Without Superman, the DCEU and comics universe in general just isn’t right. Batman is not Superman for obvious reasons, but together they complement each other and form the heroic spectrum, a theoretical chart that you can plot every (at least DC) hero on to show what kind of hero they are in relation the two poles represented by Superman and Batman (Wonder Woman is the theoretical middle/z-axis). It goes back to their roots as the evolution of pulp heroes Doc Savage and the Shadow, respectively. Doc Savage was all about day time science fiction and adventure. The Shadow was about criminality, dark mysticism, and deadly force. With Superman and Batman finally sharing the screen, and WB going forward with the DCEU the ability to create a heroic spectrum was paramount, and it never comes together. It’s not hard, the DCWverse did it in the pilot episode of The Flash in a single scene.

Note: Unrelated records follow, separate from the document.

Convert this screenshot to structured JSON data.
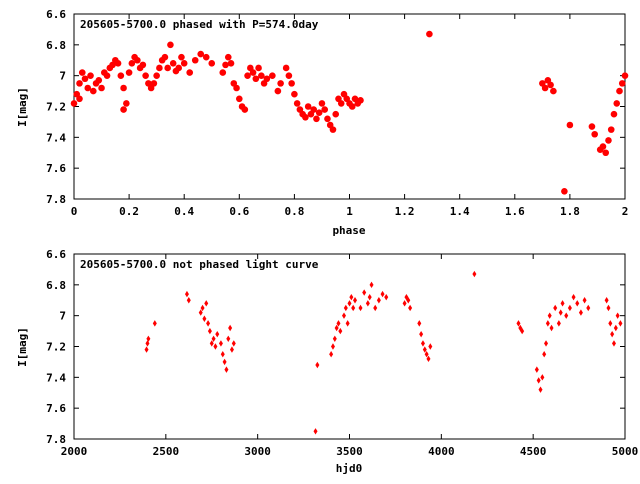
{
  "colors": {
    "points": "#ff0000",
    "axes": "#000000",
    "background": "#ffffff"
  },
  "chart_data": [
    {
      "type": "scatter",
      "title": "205605-5700.0 phased with P=574.0day",
      "xlabel": "phase",
      "ylabel": "I[mag]",
      "xlim": [
        0,
        2
      ],
      "ylim": [
        6.6,
        7.8
      ],
      "y_inverted": true,
      "grid": false,
      "x_ticks": [
        "0",
        "0.2",
        "0.4",
        "0.6",
        "0.8",
        "1",
        "1.2",
        "1.4",
        "1.6",
        "1.8",
        "2"
      ],
      "y_ticks": [
        "6.6",
        "6.8",
        "7",
        "7.2",
        "7.4",
        "7.6",
        "7.8"
      ],
      "marker": "filled-circle",
      "color": "#ff0000",
      "points": [
        [
          0.0,
          7.18
        ],
        [
          0.01,
          7.12
        ],
        [
          0.02,
          7.05
        ],
        [
          0.02,
          7.15
        ],
        [
          0.03,
          6.98
        ],
        [
          0.04,
          7.02
        ],
        [
          0.05,
          7.08
        ],
        [
          0.06,
          7.0
        ],
        [
          0.07,
          7.1
        ],
        [
          0.08,
          7.05
        ],
        [
          0.09,
          7.03
        ],
        [
          0.1,
          7.08
        ],
        [
          0.11,
          6.98
        ],
        [
          0.12,
          7.0
        ],
        [
          0.13,
          6.95
        ],
        [
          0.14,
          6.93
        ],
        [
          0.15,
          6.9
        ],
        [
          0.16,
          6.92
        ],
        [
          0.17,
          7.0
        ],
        [
          0.18,
          7.08
        ],
        [
          0.18,
          7.22
        ],
        [
          0.19,
          7.18
        ],
        [
          0.2,
          6.98
        ],
        [
          0.21,
          6.92
        ],
        [
          0.22,
          6.88
        ],
        [
          0.23,
          6.9
        ],
        [
          0.24,
          6.95
        ],
        [
          0.25,
          6.93
        ],
        [
          0.26,
          7.0
        ],
        [
          0.27,
          7.05
        ],
        [
          0.28,
          7.08
        ],
        [
          0.29,
          7.05
        ],
        [
          0.3,
          7.0
        ],
        [
          0.31,
          6.95
        ],
        [
          0.32,
          6.9
        ],
        [
          0.33,
          6.88
        ],
        [
          0.34,
          6.95
        ],
        [
          0.35,
          6.8
        ],
        [
          0.36,
          6.92
        ],
        [
          0.37,
          6.97
        ],
        [
          0.38,
          6.95
        ],
        [
          0.39,
          6.88
        ],
        [
          0.4,
          6.92
        ],
        [
          0.42,
          6.98
        ],
        [
          0.44,
          6.9
        ],
        [
          0.46,
          6.86
        ],
        [
          0.48,
          6.88
        ],
        [
          0.5,
          6.92
        ],
        [
          0.54,
          6.98
        ],
        [
          0.55,
          6.93
        ],
        [
          0.56,
          6.88
        ],
        [
          0.57,
          6.92
        ],
        [
          0.58,
          7.05
        ],
        [
          0.59,
          7.08
        ],
        [
          0.6,
          7.15
        ],
        [
          0.61,
          7.2
        ],
        [
          0.62,
          7.22
        ],
        [
          0.63,
          7.0
        ],
        [
          0.64,
          6.95
        ],
        [
          0.65,
          6.98
        ],
        [
          0.66,
          7.02
        ],
        [
          0.67,
          6.95
        ],
        [
          0.68,
          7.0
        ],
        [
          0.69,
          7.05
        ],
        [
          0.7,
          7.02
        ],
        [
          0.72,
          7.0
        ],
        [
          0.74,
          7.1
        ],
        [
          0.75,
          7.05
        ],
        [
          0.77,
          6.95
        ],
        [
          0.78,
          7.0
        ],
        [
          0.79,
          7.05
        ],
        [
          0.8,
          7.12
        ],
        [
          0.81,
          7.18
        ],
        [
          0.82,
          7.22
        ],
        [
          0.83,
          7.25
        ],
        [
          0.84,
          7.27
        ],
        [
          0.85,
          7.2
        ],
        [
          0.86,
          7.25
        ],
        [
          0.87,
          7.22
        ],
        [
          0.88,
          7.28
        ],
        [
          0.89,
          7.24
        ],
        [
          0.9,
          7.18
        ],
        [
          0.91,
          7.22
        ],
        [
          0.92,
          7.28
        ],
        [
          0.93,
          7.32
        ],
        [
          0.94,
          7.35
        ],
        [
          0.95,
          7.25
        ],
        [
          0.96,
          7.15
        ],
        [
          0.97,
          7.18
        ],
        [
          0.98,
          7.12
        ],
        [
          0.99,
          7.15
        ],
        [
          1.0,
          7.18
        ],
        [
          1.01,
          7.2
        ],
        [
          1.02,
          7.15
        ],
        [
          1.03,
          7.18
        ],
        [
          1.04,
          7.16
        ],
        [
          1.29,
          6.73
        ],
        [
          1.7,
          7.05
        ],
        [
          1.71,
          7.08
        ],
        [
          1.72,
          7.03
        ],
        [
          1.73,
          7.06
        ],
        [
          1.74,
          7.1
        ],
        [
          1.78,
          7.75
        ],
        [
          1.8,
          7.32
        ],
        [
          1.88,
          7.33
        ],
        [
          1.89,
          7.38
        ],
        [
          1.91,
          7.48
        ],
        [
          1.92,
          7.46
        ],
        [
          1.93,
          7.5
        ],
        [
          1.94,
          7.42
        ],
        [
          1.95,
          7.35
        ],
        [
          1.96,
          7.25
        ],
        [
          1.97,
          7.18
        ],
        [
          1.98,
          7.1
        ],
        [
          1.99,
          7.05
        ],
        [
          2.0,
          7.0
        ]
      ]
    },
    {
      "type": "scatter",
      "title": "205605-5700.0 not phased light curve",
      "xlabel": "hjd0",
      "ylabel": "I[mag]",
      "xlim": [
        2000,
        5000
      ],
      "ylim": [
        6.6,
        7.8
      ],
      "y_inverted": true,
      "grid": false,
      "x_ticks": [
        "2000",
        "2500",
        "3000",
        "3500",
        "4000",
        "4500",
        "5000"
      ],
      "y_ticks": [
        "6.6",
        "6.8",
        "7",
        "7.2",
        "7.4",
        "7.6",
        "7.8"
      ],
      "marker": "filled-diamond",
      "color": "#ff0000",
      "points": [
        [
          2395,
          7.22
        ],
        [
          2400,
          7.18
        ],
        [
          2405,
          7.15
        ],
        [
          2440,
          7.05
        ],
        [
          2615,
          6.86
        ],
        [
          2625,
          6.9
        ],
        [
          2690,
          6.98
        ],
        [
          2700,
          6.95
        ],
        [
          2710,
          7.02
        ],
        [
          2720,
          6.92
        ],
        [
          2730,
          7.05
        ],
        [
          2740,
          7.1
        ],
        [
          2750,
          7.18
        ],
        [
          2760,
          7.15
        ],
        [
          2770,
          7.2
        ],
        [
          2780,
          7.12
        ],
        [
          2800,
          7.18
        ],
        [
          2810,
          7.25
        ],
        [
          2820,
          7.3
        ],
        [
          2830,
          7.35
        ],
        [
          2840,
          7.15
        ],
        [
          2850,
          7.08
        ],
        [
          2860,
          7.22
        ],
        [
          2870,
          7.18
        ],
        [
          3315,
          7.75
        ],
        [
          3325,
          7.32
        ],
        [
          3400,
          7.25
        ],
        [
          3410,
          7.2
        ],
        [
          3420,
          7.15
        ],
        [
          3430,
          7.08
        ],
        [
          3440,
          7.05
        ],
        [
          3450,
          7.1
        ],
        [
          3470,
          7.0
        ],
        [
          3480,
          6.95
        ],
        [
          3490,
          7.05
        ],
        [
          3500,
          6.92
        ],
        [
          3510,
          6.88
        ],
        [
          3520,
          6.95
        ],
        [
          3530,
          6.9
        ],
        [
          3560,
          6.95
        ],
        [
          3580,
          6.85
        ],
        [
          3600,
          6.92
        ],
        [
          3610,
          6.88
        ],
        [
          3620,
          6.8
        ],
        [
          3640,
          6.95
        ],
        [
          3660,
          6.9
        ],
        [
          3680,
          6.86
        ],
        [
          3700,
          6.88
        ],
        [
          3800,
          6.92
        ],
        [
          3810,
          6.88
        ],
        [
          3820,
          6.9
        ],
        [
          3830,
          6.95
        ],
        [
          3880,
          7.05
        ],
        [
          3890,
          7.12
        ],
        [
          3900,
          7.18
        ],
        [
          3910,
          7.22
        ],
        [
          3920,
          7.25
        ],
        [
          3930,
          7.28
        ],
        [
          3940,
          7.2
        ],
        [
          4180,
          6.73
        ],
        [
          4420,
          7.05
        ],
        [
          4430,
          7.08
        ],
        [
          4440,
          7.1
        ],
        [
          4520,
          7.35
        ],
        [
          4530,
          7.42
        ],
        [
          4540,
          7.48
        ],
        [
          4550,
          7.4
        ],
        [
          4560,
          7.25
        ],
        [
          4570,
          7.18
        ],
        [
          4580,
          7.05
        ],
        [
          4590,
          7.0
        ],
        [
          4600,
          7.08
        ],
        [
          4620,
          6.95
        ],
        [
          4640,
          7.05
        ],
        [
          4650,
          6.98
        ],
        [
          4660,
          6.92
        ],
        [
          4680,
          7.0
        ],
        [
          4700,
          6.95
        ],
        [
          4720,
          6.88
        ],
        [
          4740,
          6.92
        ],
        [
          4760,
          6.98
        ],
        [
          4780,
          6.9
        ],
        [
          4800,
          6.95
        ],
        [
          4900,
          6.9
        ],
        [
          4910,
          6.95
        ],
        [
          4920,
          7.05
        ],
        [
          4930,
          7.12
        ],
        [
          4940,
          7.18
        ],
        [
          4950,
          7.08
        ],
        [
          4960,
          7.0
        ],
        [
          4975,
          7.05
        ]
      ]
    }
  ]
}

Now, just because the world view of the DCEU is cynical and doubting, doesn’t mean it can’t change to good. It could be redeemed, a theme uniting this movie on every single level. Everyone involved needs and desires redemption: Batman from being a murdering xenophobic psychotic asshole, Superman allowed to become the Superman audiences know, Zack Snyder proving he can actually make a crowd-pleasing box-office hit movie (again), Warner Bros. proving they are not just sitting on the biggest untapped IP goldmine left. Its failure to properly earn that redemption and turn towards good as stated by Bruce at the end “Men are still good. We fight, we kill, we betray one another, but we can rebuild. We can do better. We will. We have to.” Makes this films failings hurt even more. The theatrical cut of Batman v Superman: Dawn of Justice is a barely functional mess that goes through the movements that signal these sorts of ideas but never completes the thought or earns the payoff. I’m hopeful but cautious that the ‘Ultimate Cut’ will at perhaps complete the thought and turn the movie into something more functional. Wonky character choices I can live with if they are earned in the film itself. If not, we’re left with a hollow shell of cynicism and doubt and that’s not a foundation to build the next 5 years’ worth of movies off of.
*Yes, Wonder Woman is technically older then all of them by centuries but she’s also been withdrawn from the world for a good century making her ability to affect change in the universes default moral setting negligible.